Als einer Krankheit letzter Ueberfall.


Sieh, auf dem Schnee hier steht ein Sarg, – hinein

Die leere Puppe jenes faulen Grams!

Lemuren, kommt, und schaufelt mir ein Grab

Für diese böse Puppe, – Schnee, Schnee, Schnee

Darauf und schwere Blöcke Eis. Macht schnell!

Tief, tief das Grab, in Eis und Schnee tief, tief!

Ich will nicht wissen, wo der Popanz liegt!


Ah, daß ich frei bin! Wintersonne, sieh,

Hier steh ich fröhlich zwischen Eis und Schnee,

Und niemals wußt ich mehr, was Frühling ist.


Ich war ins Grau, ins Neblige verrannt.[368]

Ich hing am Gram wie in der Spinne Netz

Die arme Fliege, und schon fuhr auf mich

Die große Spinne los, die alles frißt,

Da sprach was über meinem Leben wacht:

Noch nicht, noch nicht! Und wie im Märchen wars:

Ich stand verwandelt und erlöst und frei

Im allerschönsten Schlosse von Kristall.


Oh schöner Winter, kalt und sonnenklar,

Dein Frost hat mich gesund gemacht und hart.
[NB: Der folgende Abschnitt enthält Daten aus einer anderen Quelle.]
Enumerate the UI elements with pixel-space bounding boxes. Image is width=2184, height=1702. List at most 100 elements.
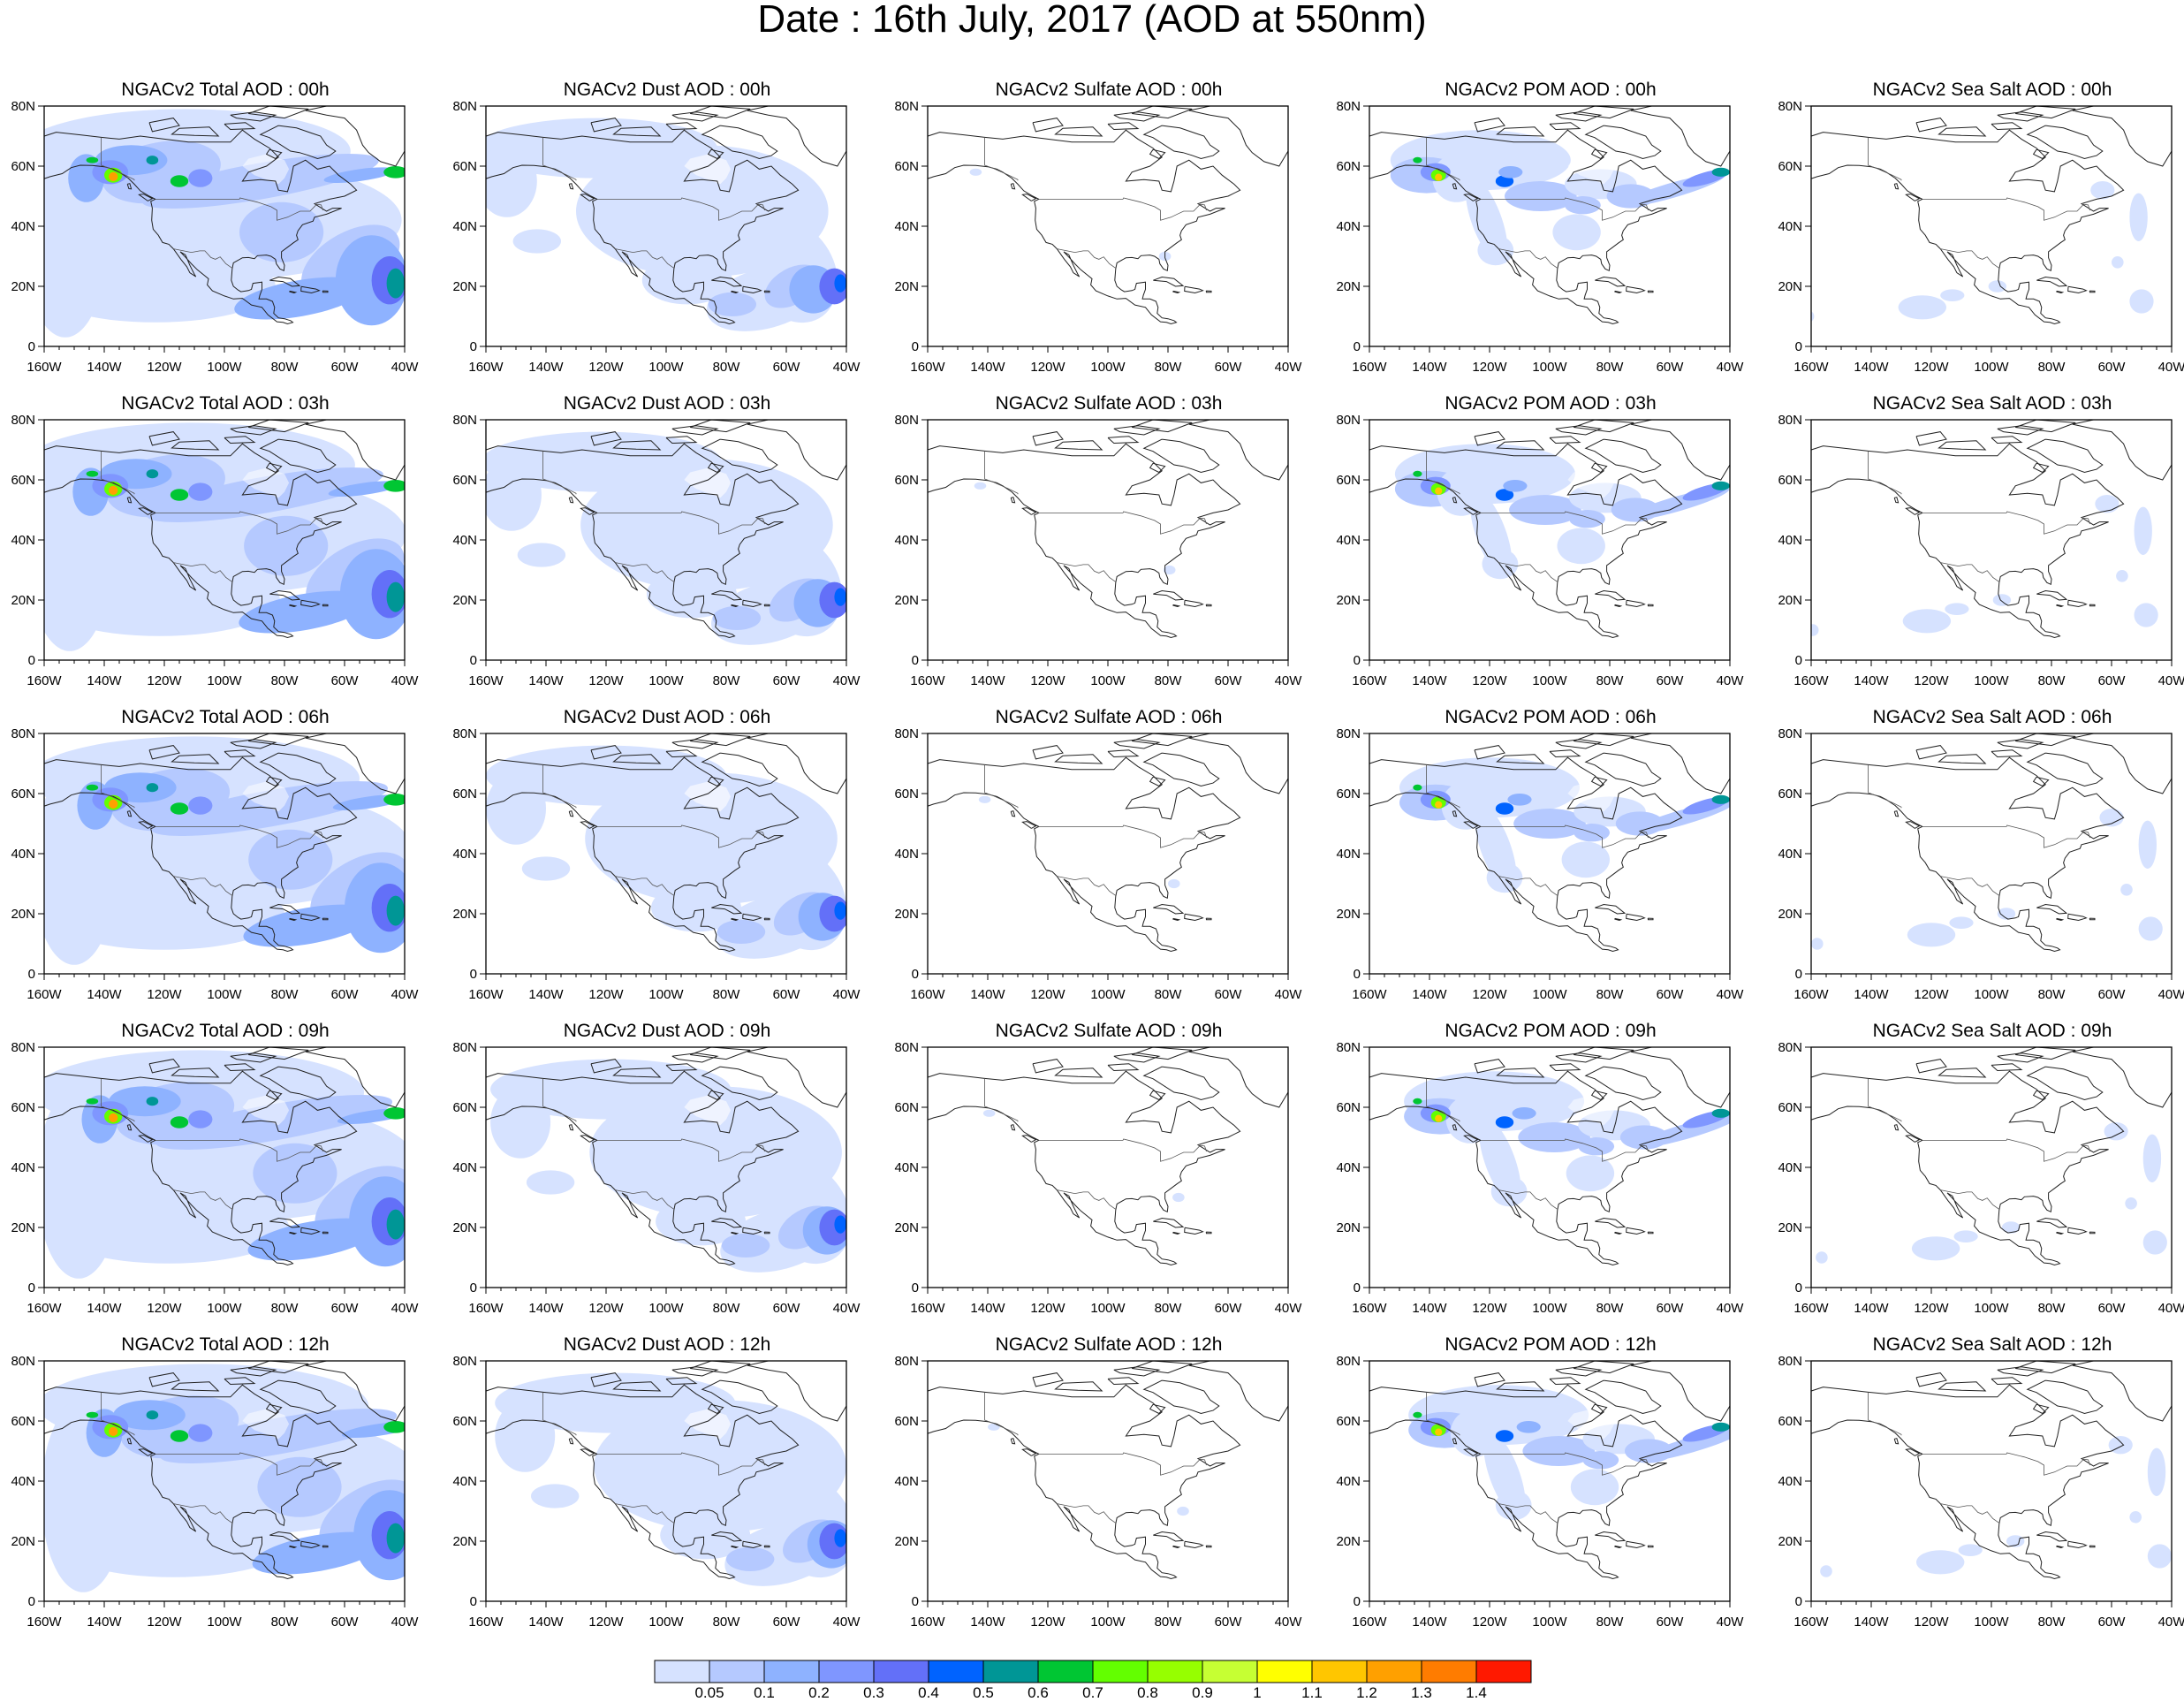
national-border (101, 764, 135, 809)
coastline (1172, 1231, 1181, 1235)
coastlines (486, 1047, 846, 1266)
lon-tick-label: 40W (2158, 1301, 2184, 1316)
lon-tick-label: 140W (1412, 987, 1447, 1002)
coastline (763, 604, 770, 607)
coastline (259, 1066, 337, 1101)
aod-region (1638, 1428, 1730, 1462)
colorbar-swatch (654, 1660, 710, 1683)
coastline (707, 148, 724, 160)
coastline (1474, 1372, 1505, 1387)
aod-region (86, 470, 99, 477)
aod-region (1177, 1506, 1189, 1516)
coastline (1107, 749, 1140, 758)
national-border (1426, 1392, 1460, 1436)
national-border (101, 137, 135, 181)
coastline (701, 438, 778, 474)
lat-tick-label: 60N (452, 1100, 477, 1115)
lon-tick-label: 80W (2038, 360, 2066, 375)
coastline (711, 276, 743, 287)
lon-tick-label: 80W (713, 1301, 741, 1316)
coastline (731, 1545, 739, 1549)
coastline (1205, 604, 1212, 607)
lon-tick-label: 80W (2038, 987, 2066, 1002)
coastline (300, 1227, 321, 1235)
national-border (1922, 1452, 2090, 1476)
national-border (101, 1078, 135, 1122)
coastline (1647, 1231, 1654, 1235)
lat-tick-label: 80N (11, 413, 35, 428)
lon-tick-label: 100W (1090, 360, 1126, 375)
colorbar-labels: 0.05 0.1 0.2 0.3 0.4 0.5 0.6 0.7 0.8 0.9 1 1.1 1.2 1.… (654, 1684, 1531, 1702)
lat-tick-label: 80N (894, 413, 919, 428)
national-border (1038, 197, 1207, 221)
coastline (1142, 1066, 1220, 1101)
coastline (1132, 733, 1193, 747)
coastline (1626, 1227, 1646, 1235)
lat-tick-label: 80N (1336, 413, 1361, 428)
lon-tick-label: 60W (2098, 1615, 2127, 1630)
coastline (1142, 438, 1220, 474)
coastline (612, 440, 662, 451)
aod-region (109, 1113, 118, 1122)
coastline (1021, 1448, 1037, 1456)
map-plot: 0 20N 40N 60N 80N 160W 140W 120W 100W 80W 60W 40W (1778, 1040, 2184, 1316)
lat-tick-label: 60N (1778, 1414, 1802, 1429)
national-border (596, 197, 765, 221)
panel-title: NGACv2 Dust AOD : 09h (563, 1021, 771, 1041)
aod-region (1578, 1137, 1615, 1156)
coastline (690, 733, 751, 747)
aod-region (146, 469, 159, 479)
coastline (690, 1047, 751, 1060)
lon-tick-label: 100W (1974, 1301, 2009, 1316)
national-border (1038, 511, 1207, 535)
aod-region (486, 118, 717, 179)
panel-title: NGACv2 Dust AOD : 00h (563, 80, 771, 100)
panel-title: NGACv2 Sulfate AOD : 06h (995, 707, 1223, 727)
colorbar-label: 1.2 (1356, 1684, 1377, 1701)
aod-region (2142, 1134, 2162, 1182)
aod-field (486, 431, 846, 645)
aod-region (2116, 570, 2128, 582)
panel-title: NGACv2 POM AOD : 12h (1445, 1334, 1657, 1355)
coastline (1915, 745, 1947, 760)
colorbar-label: 1.4 (1466, 1684, 1487, 1701)
aod-region (1811, 311, 1815, 322)
aod-region (2147, 1544, 2172, 1569)
coastline (1811, 756, 2125, 953)
national-border (542, 1078, 577, 1122)
colorbar-label: 1.3 (1411, 1684, 1432, 1701)
lat-tick-label: 20N (1778, 1534, 1802, 1549)
national-border (1480, 197, 1649, 221)
coastline (665, 1377, 698, 1386)
coastline (1811, 1070, 2125, 1266)
lat-tick-label: 60N (894, 1414, 919, 1429)
aod-region (386, 268, 405, 299)
lon-tick-label: 140W (1412, 1615, 1447, 1630)
lat-tick-label: 60N (11, 786, 35, 802)
coastline (1555, 1052, 1603, 1063)
lat-tick-label: 20N (894, 907, 919, 922)
coastline (1938, 440, 1987, 451)
national-border (1939, 1189, 2000, 1211)
national-border (1480, 824, 1649, 848)
lat-tick-label: 0 (1795, 653, 1802, 668)
coastline (1549, 749, 1581, 758)
coastline (1132, 420, 1193, 433)
national-border (984, 137, 1019, 181)
coastline (690, 106, 751, 119)
aod-field (1394, 444, 1730, 580)
colorbar-label: 0.8 (1137, 1684, 1158, 1701)
coastline (2032, 148, 2050, 160)
aod-region (1902, 609, 1952, 634)
coastline (248, 420, 309, 433)
lat-tick-label: 40N (452, 1474, 477, 1489)
aod-region (2138, 916, 2163, 941)
lat-tick-label: 40N (452, 219, 477, 234)
lon-tick-label: 40W (1717, 987, 1745, 1002)
lat-tick-label: 60N (452, 473, 477, 488)
coastline (1113, 111, 1161, 122)
lat-tick-label: 20N (894, 1534, 919, 1549)
national-border (1038, 1452, 1207, 1476)
aod-field (1816, 1122, 2167, 1264)
map-plot: 0 20N 40N 60N 80N 160W 140W 120W 100W 80W 60W 40W (894, 1040, 1302, 1316)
Mir ist, als ruhte jetzt in meiner Hand

Ein wohlgehämmert Schwert. Und ich bin stark,

Mir alle Wege frei damit zu haun.

In Niederungen geh ich nun nicht mehr.


Quelle:
Otto Julius Bierbaum: Irrgarten der Liebe. Berlin/Leipzig 1901, S. 368-369.
Lizenz:
Kategorien:
Ausgewählte Ausgaben von
Irrgarten der Liebe
Der Neubestellte Irrgarten Der Liebe: Um Etliche Gaenge Und Lauben Vermehrt, Verliebte Launenhafte, Moralische Und Andere Lieder, Gedichte U. Sprueche . Bis 1905. 1 Bis 6 Tausend. (German Edition)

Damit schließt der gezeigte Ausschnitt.